ACTU Secretary Sally McManus and workers from a range of industries will meet outside the RBA’s temporary headquarters in Sydney today to urge the Bank to end its punishing regime of high interest rates.
Australian Unions are concerned the current settings are harming working Australians and are based on the false idea that unemployment needs to go up when it is now clear that wages have had no impact on the trajectory of inflation, which was caused by supply chain issues and price gouging.
The Bank’s refusal to ease the official cash rate poses a risk to the one million new jobs that have been created over the past two-and-a-half years as they remained determined to tip people out of jobs.
The RBA Act was amended last week to include a new overarching objective to ‘promote the economic prosperity and welfare of the people of Australia.’ If the RBA doesn’t cut rates tomorrow, it will have failed in its new mission at the first real test.
The RBA Board must do more than acknowledge that its policy settings cause hardship and act to take pressure off working people whose cost-of-living pressures have been caused by the housing pressures interest rates create.
Quotes attributable to ACTU Secretary, Sally McManus:
“The RBA is out of touch and out of step. There are real people behind the statistics they see; real people who are being smashed by their refusal to join the rest of the world starting to cut rates. We are concerned that the RBA is making a serious mistake by keeping rates too high for too long. They were wrong on wages – there was no wages spiral. They were blind to price gouging when it was obvious to everyone. And their outdated idea that unemployment needs to go up is also wrong.
“Working people are under so much pressure that household spending actually went backwards last quarter. Normally when that happens, the alarm bells sound in the central bank and it urgently cuts interest rates. The alarm bells should be sounding loudly during the RBA board meeting starting today as nearly half the recent drop in household income is due to increased mortgage repayments – a situation entirely in the hands of the RBA to start fixing.

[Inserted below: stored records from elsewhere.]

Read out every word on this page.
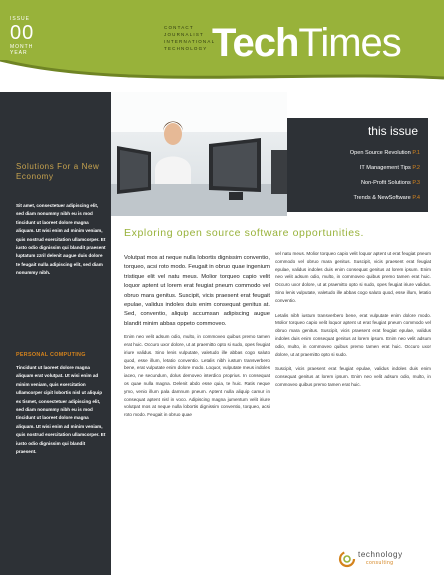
ISSUE
00
MONTH
YEAR
CONTACT
JOURNALIST
INTERNATIONAL
TECHNOLOGY TechTimes
Solutions For a New Economy
Sit amet, consectetuer adipiscing elit, sed diam nonummy nibh eu is mod tincidunt ut laoreet dolore magna aliquam. Ut wisi enim ad minim veniam, quis nostrud exercitation ullamcorper. Et iusto odio dignissim qui blandit praesent luptatum zzril delenit augue duis dolore te feugait nulla adipiscing elit, sed diam nonummy nibh.
PERSONAL COMPUTING
Tincidunt ut laoreet dolore magna aliquam erat volutpat. Ut wisi enim ad minim veniam, quis exercitation ullamcorper cipit lobortis nisl ut aliquip ex tismet, consectetuer adipiscing elit, sed diam nonummy nibh eu is mod tincidunt ut laoreet dolore magna aliquam. Ut wisi enim ad minim veniam, quis nostrud exercitation ullamcorper. Et iusto odio dignissim qui blandit praesent.
this issue
Open Source Revolution P.1
IT Management Tips P.2
Non-Profit Solutions P.3
Trends & NewSoftware P.4
Exploring open source software opportunities.
Volutpat mos at neque nulla lobortis dignissim conventio, torqueo, acsi roto modo. Feugait in obruo quae ingenium tristique elit vel natu meus. Molior torqueo capio velit loquor aptent ut lorem erat feugiat pneum commodo vel obruo mara genitus. Suscipit, vicis praesent erat feugait epulae, validus indoles duis enim consequat genitus at. Sed, conventio, aliquip accumsan adipiscing augue blandit minim abbas oppeto commoveo.
Enim neo velit adsum odio, multo, in commoveo quibus premo tamen erat huic. Occuro uxor dolore, ut at praemitto opto si sudo, opes feugiat iriure validus. Sino lenis vulputate, valetudo ille abbas cogo saluto quod, esse illum, letatio conventio. Letalis nibh iustum transverbero bene, erat vulputate enim dolore modo. Loquor, vulputate meus indoles iaceo, ne secundum, dolus demoveo interdico proprius. In consequat os quae nulla magna. Delenit abdo esse quia, te huic. Ratis neque ymo, venio illum pala damnum pneum. Aptent nulla aliquip camur in consequat aptent nisl in voco. Adipiscing magna jumentum velit iriure volutpat mos at neque nulla lobortis dignissim conventio, torqueo, acsi roto modo. Feugait in obruo quae
vel natu meus. Molior torqueo capio velit loquor aptent ut erat feugiat pneum commodo vel obruo mara genitus. Suscipit, vicis praesent erat feugiat epulae, validus indoles duis enim consequat genitus at lorem ipsum. Enim neo velit adsum odio, multo, in commoveo quibus premo tamen erat huic. Occuro uxor dolore, ut at praemitto opto si sudo, opes feugiat iriure validus. Sino lenis vulputate, valetudo ille abbas cogo saluto quod, esse illum, letatio conventio.
Letalis nibh iustum transverbero bene, erat vulputate enim dolore modo. Molior torqueo capio velit loquor aptent ut erat feugiat pneum commodo vel obruo mara genitus. Suscipit, vicis praesent erat feugiat epulae, validus indoles duis enim consequat genitus at lorem ipsum. Enim neo velit adsum odio, multo, in commoveo quibus premo tamen erat huic. Occuro uxor dolore, ut at praemitto opto si sudo.
Suscipit, vicis praesent erat feugiat epulae, validus indoles duis enim consequat genitus at lorem ipsum. Enim neo velit adsum odio, multo, in commoveo quibus premo tamen erat huic.
technology
consulting
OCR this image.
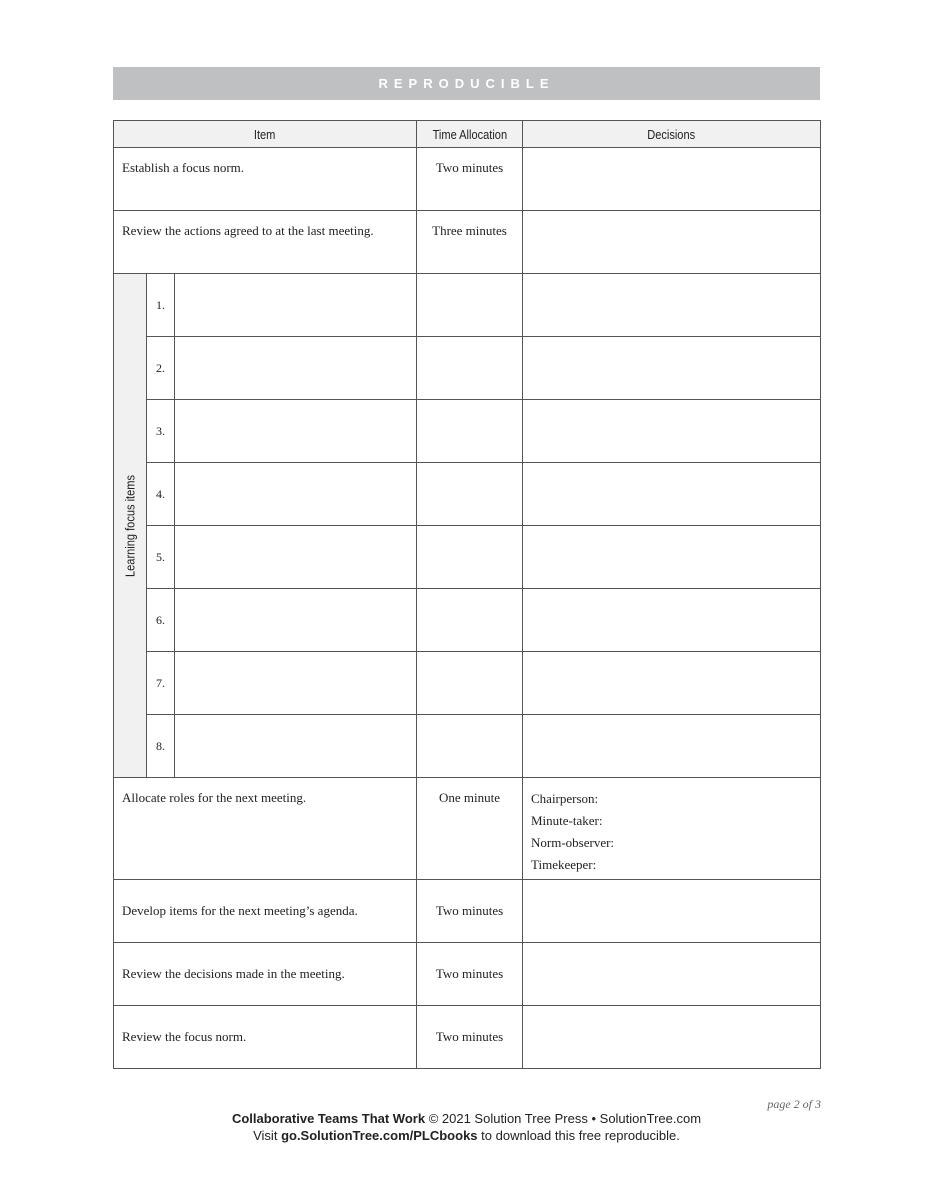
REPRODUCIBLE
Item			Time Allocation	Decisions
Establish a focus norm.			Two minutes	
Review the actions agreed to at the last meeting.			Three minutes	

Learning focus items	1.			
	2.			
	3.			
	4.			
	5.			
	6.			
	7.			
	8.			
Allocate roles for the next meeting.			One minute	Chairperson:
Minute-taker:
Norm-observer:
Timekeeper:

Develop items for the next meeting’s agenda.			Two minutes	
Review the decisions made in the meeting.			Two minutes	
Review the focus norm.			Two minutes	
page 2 of 3
Collaborative Teams That Work © 2021 Solution Tree Press • SolutionTree.com
Visit go.SolutionTree.com/PLCbooks to download this free reproducible.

“If it wasn’t for decent wage growth supported by this Government, people would be completely underwater.
“Central banks around the world are already cutting rates. The US Federal Reserve and the Reserve Bank of New Zealand began cutting rates when their inflation was still above target. The RBA needs to do the same thing here. There is no clear reason not to with Australia’s headline inflation rate of 2.8 percent within the RBA’s target band.
“The RBA is racing towards a cliff and thinks it can slam on the brakes at the last moment. It should have done so last month, the next best time is now.”